AS-Australia Ulurkan Tangan untuk Gempa Yogya
Sabtu, 27 Mei 2006 17:16 WIB
Jakarta -
Derita warga Yogyakarta dan sekitarnya yang menjadi korban gempa 5,9 Skala Richter menjadi keprihatinan AS dan Australia. Kedua negara ini mengulurkan tangan.Pemerintah AS melalui Badan Pembangunan Internasional Pemerintah AS (USAID) menyediakan 100 ribu dolar AS. Sedangkan Australia melalui AusAID menawarkan 1 juta dolar Australia.The Australian, Sabtu (27/5/2006), melansir pemerintah Australia menawarkan 1 juta dolar Australia sebagai dana segera untuk korban selamat."Dana itu akan disediakan melalui PMI, Bulan Sabit Merah, dan agen bantuan lainnya untuk menyediakan kebutuhan urgen bagi korban, seperti bantuan medis, makanan, dan naungan," kata Menlu Australia Alexander Downer.Downer juga menyampaikan belasungkawa kepada mereka keluarganya menjadi korban gempa Yogya, dan siap menawarkan bantuan tambahan jika dibutuhkan.

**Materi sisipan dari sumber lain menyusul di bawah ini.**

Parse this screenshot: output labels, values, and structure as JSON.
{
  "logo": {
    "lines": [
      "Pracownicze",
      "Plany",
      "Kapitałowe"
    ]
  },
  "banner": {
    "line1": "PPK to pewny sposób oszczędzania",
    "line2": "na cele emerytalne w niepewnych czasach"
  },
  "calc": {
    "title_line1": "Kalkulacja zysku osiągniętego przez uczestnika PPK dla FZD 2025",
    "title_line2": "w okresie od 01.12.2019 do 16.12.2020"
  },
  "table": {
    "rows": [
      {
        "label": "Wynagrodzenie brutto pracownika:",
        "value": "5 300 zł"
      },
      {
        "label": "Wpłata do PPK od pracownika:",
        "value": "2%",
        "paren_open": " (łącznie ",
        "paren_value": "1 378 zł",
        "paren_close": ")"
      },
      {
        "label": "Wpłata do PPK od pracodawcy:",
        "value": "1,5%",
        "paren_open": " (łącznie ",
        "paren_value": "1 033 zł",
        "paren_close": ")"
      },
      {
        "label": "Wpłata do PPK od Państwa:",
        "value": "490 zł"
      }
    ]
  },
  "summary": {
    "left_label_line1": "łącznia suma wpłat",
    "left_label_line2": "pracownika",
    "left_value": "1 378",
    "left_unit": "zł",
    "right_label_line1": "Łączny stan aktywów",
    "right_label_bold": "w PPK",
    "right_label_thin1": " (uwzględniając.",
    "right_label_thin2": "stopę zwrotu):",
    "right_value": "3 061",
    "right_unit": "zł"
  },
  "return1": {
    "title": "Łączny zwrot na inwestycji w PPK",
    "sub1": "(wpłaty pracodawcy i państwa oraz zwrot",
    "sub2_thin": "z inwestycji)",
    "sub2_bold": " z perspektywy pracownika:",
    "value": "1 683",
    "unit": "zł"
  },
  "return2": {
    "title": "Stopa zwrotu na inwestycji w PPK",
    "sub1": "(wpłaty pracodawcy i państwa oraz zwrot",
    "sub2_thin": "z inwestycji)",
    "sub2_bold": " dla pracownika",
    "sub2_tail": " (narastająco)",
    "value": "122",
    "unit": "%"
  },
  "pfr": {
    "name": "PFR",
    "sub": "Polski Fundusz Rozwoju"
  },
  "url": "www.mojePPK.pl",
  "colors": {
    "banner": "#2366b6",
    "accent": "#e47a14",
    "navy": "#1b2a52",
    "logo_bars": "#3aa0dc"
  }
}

AusAID terus memantau perkembangan situasi.Sedangkan AS melalui rilis kedubesnya di Jakarta kepada detikcom, menyebutkan dana 100 ribu dolar AS tersebut untuk membantu upaya penyelamatan darurat dalam menghadapi gempa bumi besar yang melanda Yogyakarta dan Jawa Tengah.Bantuan ini menjadi tambahan dari bantuan Pemerintah AS senilai 100 ribu dolar AS yang baru saja disediakan untuk membantu masyarakat yang mengungsi dari letusan Gunung Merapi yang baru terjadi.Bantuan pemerintah AS akan mendukung kegiatan pencarian dan penyelamatan, perawatan darurat serta tindakan responsif yang dilakukan oleh Federasi Palang Merah dan Bulan Sabit Internasional (IFRC) bersama mitra lokalnya Palang Merah Indonesia (PMI).Pemerintah AS juga membantu memobilisasi unit tanggap darurat, personel medis dan pelayanan darurat ambulans 118.